Un mur de plus de 700 km de long, 3 fois plus haut que le mur de Berlin

Publié le 5 août 2022
Depuis l'été 2002, les gouvernements israéliens successifs construisent une barrière - souvent avec l'aide de travailleurs palestiniens, comme le montre le film «The Last Supper». Il s’agit en grande partie d'une clôture électrifiée, mais autour de villes comme Jérusalem ou Bethléem se dresse un mur pouvant atteindre neuf mètres de haut. Avec une route de patrouille pour l'armée, des fossés et des chemins de sable pour reconnaître les empreintes de pas, la zone-tampon peut atteindre 100 mètres de large par endroits.

Cet article de Johannes Zang1 a été initialement publié sur Infosperber.ch le 4 août 2022 et traduit par nos soins


Les autorités israéliennes parlent de clôture antiterroriste ou de sécurité. Pour le publiciste Doron Schneider, face à «cette vague de terrorisme hideuse, Israël n’avait pas d’autre choix que de mettre en place une barrière (…) destinée à arrêter ceux qui sont en route pour se faire exploser au milieu de nous».

Dès 1995, le Premier ministre Rabin, du parti travailliste Avoda, avait proposé d’empêcher les attentats-suicides au moyen d’une barrière de sécurité. Lorsque, lors de la deuxième Intifada à partir de l’automne 2000, de plus en plus d’Israéliens ont été tués dans des attentats terroristes, cette idée a été ressortie des tiroirs. En avril 2002, le gouvernement israélien a décidé de démarrer la construction. Auparavant, l’armée avait procédé, par ordonnances, à la saisie des terres sur lesquelles le mur serait bâti.

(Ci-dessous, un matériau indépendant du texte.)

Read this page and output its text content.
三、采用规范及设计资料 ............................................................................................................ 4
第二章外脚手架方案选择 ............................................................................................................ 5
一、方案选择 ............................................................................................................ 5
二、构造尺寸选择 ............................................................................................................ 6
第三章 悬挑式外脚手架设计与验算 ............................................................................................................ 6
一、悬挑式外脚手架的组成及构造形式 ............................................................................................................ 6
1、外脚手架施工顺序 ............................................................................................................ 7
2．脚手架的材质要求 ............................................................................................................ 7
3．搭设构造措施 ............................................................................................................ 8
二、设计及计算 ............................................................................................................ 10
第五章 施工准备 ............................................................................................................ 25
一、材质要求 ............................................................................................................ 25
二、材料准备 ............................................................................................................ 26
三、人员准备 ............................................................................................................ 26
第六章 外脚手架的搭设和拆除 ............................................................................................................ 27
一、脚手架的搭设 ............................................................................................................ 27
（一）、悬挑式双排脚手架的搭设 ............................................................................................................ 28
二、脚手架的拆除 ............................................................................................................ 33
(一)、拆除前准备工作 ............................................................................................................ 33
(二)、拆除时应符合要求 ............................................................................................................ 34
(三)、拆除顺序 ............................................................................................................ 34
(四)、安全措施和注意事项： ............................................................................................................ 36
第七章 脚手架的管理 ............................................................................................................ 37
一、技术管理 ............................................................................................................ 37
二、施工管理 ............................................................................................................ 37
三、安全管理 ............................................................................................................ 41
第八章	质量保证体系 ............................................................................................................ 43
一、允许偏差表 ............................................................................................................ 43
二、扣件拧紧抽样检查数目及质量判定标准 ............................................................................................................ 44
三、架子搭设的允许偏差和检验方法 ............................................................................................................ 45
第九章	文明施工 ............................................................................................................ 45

En 2010, 60% du chantier était achevé. Depuis, ce dernier a ralenti: seuls 5% ont été ajoutés, probablement pour des raisons budgétaires. Chaque kilomètre coûte tout de même deux millions de dollars, et une fois terminé, le coût devrait atteindre entre deux et trois milliards de dollars.

Peu d’attentats évités

Les attentats-suicides des années 2000, qui ont fait des centaines de morts, ont nettement diminué depuis vingt ans. Que la «clôture antiterroriste» en soit la cause, toutefois, le journaliste juif israélien Danny Rubinstein en doute. Même si ses compatriotes attribuent à la quasi unanimité le recul du nombre d’attentats à la présence du mur, Rubinstein estime que «cela n’a absolument rien à voir. Pourquoi? Au petit matin, j’allume la radio et j’entends que la police des frontières israélienne a arrêté 300 ou 500 travailleurs palestiniens sans permis à Tel Aviv. Alors si 500 y parviennent, pourquoi pas un kamikaze? »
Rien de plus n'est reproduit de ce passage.